Reading Almost by Hap Klopp and Brian Tarcy is a frustrating experience. Klopp, co-founder and former CEO of The North Face, spent a year deeply immersed in a Silicon Valley start-up called Ardica Technologies. Heard of it? Likely not, I realize, and yet if the team had gotten its act together back in 2009, it could’ve been a wild success. Already five years in existence by that point, the ongoing mission was to create “green power on the go, untethered from the grid.” Imagine clothing (thus Klopp’s involvement) with mobile energy that keeps your coat toasty and your iPhone charged. Who wouldn’t want such a thing? The problem at the core of Ardica – well, other than a silly and meaningless company name fashioned during a beer-soaked Scrabble match – is a distinct lack of leadership. Klopp kinda/sorta directed sales & marketing because of his brand-building success at the clothing giant. Former military commander Dick Martin was in a way the CEO, but he was seemingly never at headquarters, always running around hell’s half-acre trying desperately to raise money. Take two scoops of dual-leadership and throw in a tablespoon of delusional “Apple is interested in acquiring us!” and you have a recipe for failure.
In fairness, their timing was pretty bad for product commercialization. Ardica had completed its initial (known as Round A) raising of capital leading up to 2008 when all the world was a sunny day. The company was nine months into Round B, the phase that typically finances the go-to-market product launch, when all hell broke loose in global markets and even your dumbest, drunkest cousin was talking about credit default swaps and mortgage backed securities. Rather than securing $5M in short order as planned, the team collectively scraped together an amount closer to $2M over a two-year period, burning through cash while trying to hold unpaid vendors at bay. It gets complicated with the legalities of accessing funds before a financing round actually closes, but quick math will tell you that there’s only so long an under-funded start-up can survive when running a twice-monthly payroll of $90,000.
If you’ve ever witnessed a cheerleader or scout outside a store with a can in their hand – you call it begging, they call it tagging – you know asking for money for self-serving reasons is never easy. Now try raising millions of dollars from potential investors when Lehman Brothers collapses and the Dow plummets below 6,500. Your mom, minister, or Roger Waters may have convinced you that money is the root of all evil and yet it’s also at the heart of Round C, the phase when companies typically experience a marked expansion of sales. Ardica still exists, and yet when one visits the company’s website and the eight bios of those currently on the board and/or in management roles, that’s the one word you won’t find – sales. Klopp’s long gone from the team (and surely from some former co-workers’ Christmas card lists since the late summer book release) and he leaves the reader to reflect on a core business principle, namely “keep the main thing the main thing” on a path to doing one thing better than anyone else in the world.
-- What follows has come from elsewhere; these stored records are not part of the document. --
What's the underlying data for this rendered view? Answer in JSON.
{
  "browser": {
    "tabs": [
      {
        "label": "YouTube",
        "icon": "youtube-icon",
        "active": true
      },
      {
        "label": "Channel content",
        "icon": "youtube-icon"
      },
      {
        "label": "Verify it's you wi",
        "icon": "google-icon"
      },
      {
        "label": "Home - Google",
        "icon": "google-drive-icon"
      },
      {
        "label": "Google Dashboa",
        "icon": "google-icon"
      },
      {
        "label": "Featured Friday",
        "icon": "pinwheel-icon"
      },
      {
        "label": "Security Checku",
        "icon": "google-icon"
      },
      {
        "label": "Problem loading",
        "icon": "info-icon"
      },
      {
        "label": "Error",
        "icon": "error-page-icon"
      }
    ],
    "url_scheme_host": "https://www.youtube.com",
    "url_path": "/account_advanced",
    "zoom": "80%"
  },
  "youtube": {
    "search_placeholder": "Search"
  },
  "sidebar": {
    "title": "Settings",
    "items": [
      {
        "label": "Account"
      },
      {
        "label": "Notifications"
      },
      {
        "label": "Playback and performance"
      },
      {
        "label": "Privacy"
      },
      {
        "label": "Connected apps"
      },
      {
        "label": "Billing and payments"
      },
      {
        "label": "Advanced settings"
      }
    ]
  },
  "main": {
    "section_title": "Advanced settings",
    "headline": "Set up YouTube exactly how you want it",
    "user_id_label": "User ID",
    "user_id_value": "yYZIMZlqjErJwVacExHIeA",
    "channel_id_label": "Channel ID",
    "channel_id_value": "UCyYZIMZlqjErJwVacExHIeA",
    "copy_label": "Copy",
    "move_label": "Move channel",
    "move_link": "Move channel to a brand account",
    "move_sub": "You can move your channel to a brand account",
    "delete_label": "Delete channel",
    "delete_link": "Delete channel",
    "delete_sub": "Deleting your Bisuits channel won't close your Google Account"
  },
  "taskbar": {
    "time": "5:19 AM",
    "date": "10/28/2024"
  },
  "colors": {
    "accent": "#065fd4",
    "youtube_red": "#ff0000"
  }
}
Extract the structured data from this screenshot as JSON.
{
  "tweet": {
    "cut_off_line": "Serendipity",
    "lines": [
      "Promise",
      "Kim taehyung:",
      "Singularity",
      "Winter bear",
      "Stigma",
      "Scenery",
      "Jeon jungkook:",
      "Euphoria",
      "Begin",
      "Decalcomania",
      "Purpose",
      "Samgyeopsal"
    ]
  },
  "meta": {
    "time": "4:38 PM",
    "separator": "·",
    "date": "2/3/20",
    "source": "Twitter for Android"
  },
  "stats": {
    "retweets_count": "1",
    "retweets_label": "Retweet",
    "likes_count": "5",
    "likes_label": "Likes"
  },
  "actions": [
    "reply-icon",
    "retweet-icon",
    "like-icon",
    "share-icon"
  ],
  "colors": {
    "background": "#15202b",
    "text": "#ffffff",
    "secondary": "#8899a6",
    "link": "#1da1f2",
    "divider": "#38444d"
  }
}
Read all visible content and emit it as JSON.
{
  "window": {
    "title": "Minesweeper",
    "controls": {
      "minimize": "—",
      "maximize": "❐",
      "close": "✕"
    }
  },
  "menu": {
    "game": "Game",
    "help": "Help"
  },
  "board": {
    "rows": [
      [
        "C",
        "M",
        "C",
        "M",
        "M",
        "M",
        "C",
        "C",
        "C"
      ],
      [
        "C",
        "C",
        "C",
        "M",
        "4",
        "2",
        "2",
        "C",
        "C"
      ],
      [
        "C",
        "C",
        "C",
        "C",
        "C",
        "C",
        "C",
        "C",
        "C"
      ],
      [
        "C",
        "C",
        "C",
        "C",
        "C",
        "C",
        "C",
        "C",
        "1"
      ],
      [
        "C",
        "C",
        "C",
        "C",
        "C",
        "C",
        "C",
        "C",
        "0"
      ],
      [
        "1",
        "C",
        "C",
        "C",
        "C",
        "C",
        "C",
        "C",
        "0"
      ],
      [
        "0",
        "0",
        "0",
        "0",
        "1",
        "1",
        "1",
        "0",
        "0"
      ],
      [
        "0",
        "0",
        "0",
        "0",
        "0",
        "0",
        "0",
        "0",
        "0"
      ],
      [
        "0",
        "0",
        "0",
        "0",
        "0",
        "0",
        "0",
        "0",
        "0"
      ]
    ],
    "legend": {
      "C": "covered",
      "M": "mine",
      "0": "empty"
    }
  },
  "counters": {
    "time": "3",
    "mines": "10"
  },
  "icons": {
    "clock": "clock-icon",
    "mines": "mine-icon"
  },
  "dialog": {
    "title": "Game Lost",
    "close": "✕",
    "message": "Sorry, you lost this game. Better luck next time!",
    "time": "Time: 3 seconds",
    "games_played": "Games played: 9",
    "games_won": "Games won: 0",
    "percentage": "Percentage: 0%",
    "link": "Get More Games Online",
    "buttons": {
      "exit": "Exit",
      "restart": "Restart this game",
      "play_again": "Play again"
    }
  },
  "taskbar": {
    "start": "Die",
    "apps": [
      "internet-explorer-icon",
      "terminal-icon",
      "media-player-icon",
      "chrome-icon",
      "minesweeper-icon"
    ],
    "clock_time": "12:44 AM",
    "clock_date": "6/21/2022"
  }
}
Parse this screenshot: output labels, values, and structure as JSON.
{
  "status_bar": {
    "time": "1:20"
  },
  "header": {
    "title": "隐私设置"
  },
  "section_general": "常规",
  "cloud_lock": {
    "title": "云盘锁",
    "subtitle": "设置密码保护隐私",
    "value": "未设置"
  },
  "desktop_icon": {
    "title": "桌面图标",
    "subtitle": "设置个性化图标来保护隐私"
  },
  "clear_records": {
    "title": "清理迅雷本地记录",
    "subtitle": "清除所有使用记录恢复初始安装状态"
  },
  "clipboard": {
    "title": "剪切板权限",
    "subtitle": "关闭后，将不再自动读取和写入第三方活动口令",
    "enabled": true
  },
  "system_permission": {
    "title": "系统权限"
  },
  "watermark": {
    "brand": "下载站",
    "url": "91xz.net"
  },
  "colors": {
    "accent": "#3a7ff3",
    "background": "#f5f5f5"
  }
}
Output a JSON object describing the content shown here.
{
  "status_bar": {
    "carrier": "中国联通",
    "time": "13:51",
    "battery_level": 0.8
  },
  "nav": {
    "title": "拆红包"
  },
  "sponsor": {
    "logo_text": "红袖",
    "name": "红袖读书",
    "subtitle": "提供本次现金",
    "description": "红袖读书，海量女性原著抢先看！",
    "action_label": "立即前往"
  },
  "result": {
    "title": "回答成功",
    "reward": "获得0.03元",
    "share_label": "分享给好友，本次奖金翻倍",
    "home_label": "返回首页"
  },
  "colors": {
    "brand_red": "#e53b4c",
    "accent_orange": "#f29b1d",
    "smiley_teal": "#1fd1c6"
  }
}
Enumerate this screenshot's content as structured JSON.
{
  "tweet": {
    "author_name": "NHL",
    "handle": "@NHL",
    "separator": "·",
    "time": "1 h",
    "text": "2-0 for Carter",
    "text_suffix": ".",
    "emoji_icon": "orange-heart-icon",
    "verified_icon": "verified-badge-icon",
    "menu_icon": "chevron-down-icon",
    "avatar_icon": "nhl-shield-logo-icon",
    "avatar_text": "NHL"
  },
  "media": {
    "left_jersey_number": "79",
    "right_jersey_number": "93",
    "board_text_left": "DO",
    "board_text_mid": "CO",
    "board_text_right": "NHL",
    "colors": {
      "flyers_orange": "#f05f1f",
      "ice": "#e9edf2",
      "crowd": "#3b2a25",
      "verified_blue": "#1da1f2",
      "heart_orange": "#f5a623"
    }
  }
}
Ardica’s team page boasts lots of acronyms, accomplishments, and mentions of Stanford University and yet we’re left to wonder: are any of these guys selling anything?
Another great review, Chris. I find your writing engaging and informative. From your encouragement to say Hap Klopp five times and then think about Monty Python’s galloping idiots, or your comment about “your dumbest, drunkest cousin talking about credit default swaps”, you make book reviews fun to read.
One quick correction from the Good Book. As your financial advisor, I think it’s important to point out that the apostle Paul said it was “the love of money” and not simply money itself that is the root of all evil. 😉
Thanks, Steve! I really appreciate your commentary and must try and be more focused in church. 🙂
Loved your latest newsletter as well, the one that compares the best Social Security strategies to primo Halloween candy. Well written! But there are days when I prefer Skittles to Snickers…
Informative AND entertaining as always, Chris! I truly appreciate your willingness to plumb the shallow depths of corporatespeak and share the lesson with me. Well done!
Ah yes, that’s me, Patty – Mr. Shallow End. Happy to plumb, although as you know well, I’m not exactly the family plumber. 😀
They needed a Picard and a Prime Directive! Too bad. I visited the site and it all sounds good (though you shouldn’t have to say, “People are going to love this.” And anyway, people love a lot of useless things, which is not what they’re going for.) This sounds like a book even a layperson like me would find intriguing.
You’re not just any layperson, Stephanie; you’re a really nice layperson!